VMSS Flexible Mode Orchestration is a preview service which facilitates the deployment of a scale set containing either identical VMs or multiple VM types. With Flexible Orchestration the VMs in the scale set can be deployed using the same APIs used to deploy standard VMs.

Dedicated Hosts

A Dedicated Host is an Azure resource representing a deployment location mapped to an entire physical host. Customers can deploy one or more VMs into that Dedicated Host so that the VMs are completely isolated from those of other customers and have lower latency between VMs. This isolation may be desired for compliance or regulatory reasons. Dedicated Hosts are supported for a limited set of VM families.

One or more Dedicated Hosts are deployed into a Host Group, which is an Azure resource associated with a region and Availability Zone. To provide increased availability, a Host Group is also associated with some number of fault domains allowing fault isolation for multiple Dedicated Hosts.

Dedicated Hosts provide maintenance control, which gives customers more control over the timing of platform maintenance.

Isolated Hosts

Azure supports the deployment of an Isolated Host which is a normal Azure VM which takes up an entire physical host allowing customers to have a VM which is completely isolated from those of other customers. This isolation may be desired for compliance or regulatory reasons. Isolated Hosts are supported for a limited set of VM families. An Isolated Host is deployed, and has the same placement constraints, as any other Azure VM – the only difference being that the Isolated Host has a specific size in one of the supported families.
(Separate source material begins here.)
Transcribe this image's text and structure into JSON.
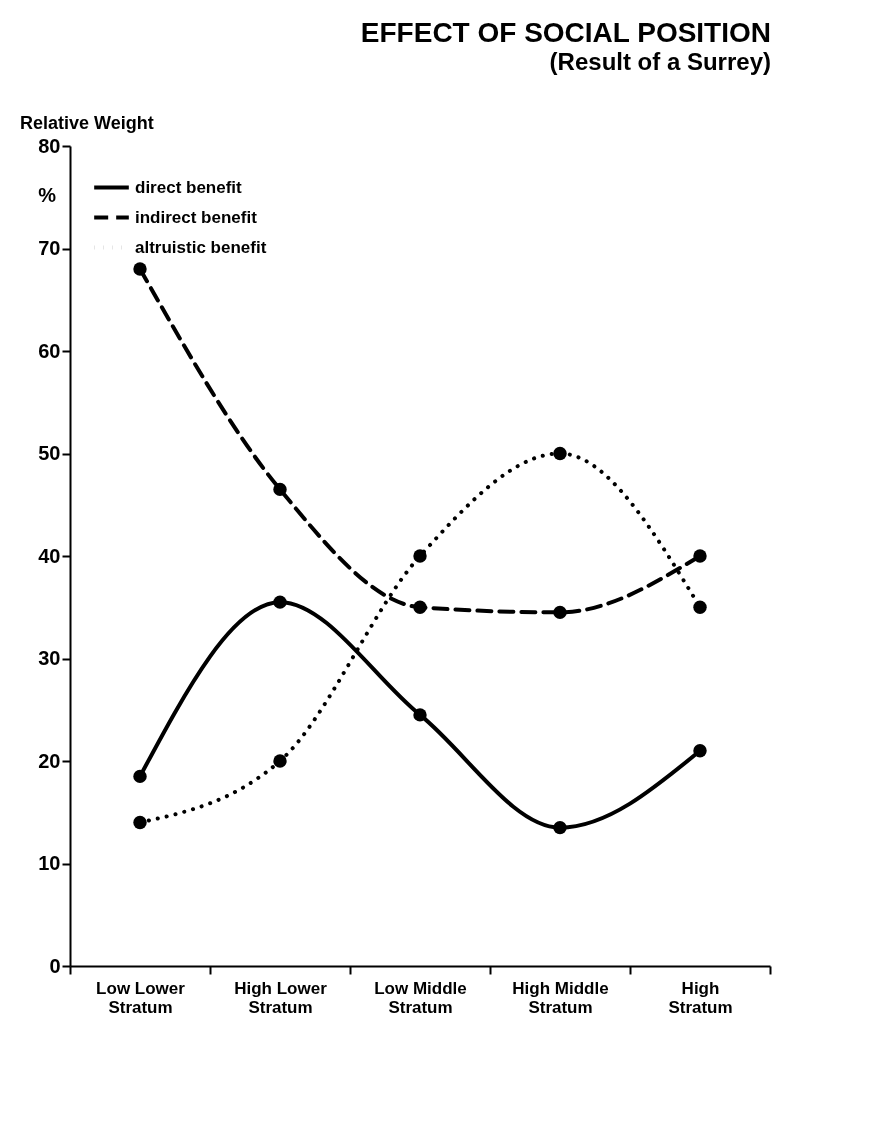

Although a Dedicated Host and an Isolated Host consume an entire physical host the difference between them is that an Isolated Host is a single Azure VM which fits in an entire physical host while a Dedicated Host is used as the deployment location for one or more Azure VMs in the same family.

Isolated Hosts provide maintenance control, which gives customers more control over the timing of platform maintenance.


This post provided a short summary of the various placement options Azure provides for VMs. These allow features including regional or zonal isolation, proximity to reduce latency, anti-affinity for fault isolation and rolling updates, auto-scaling, and deployment into single physical hosts.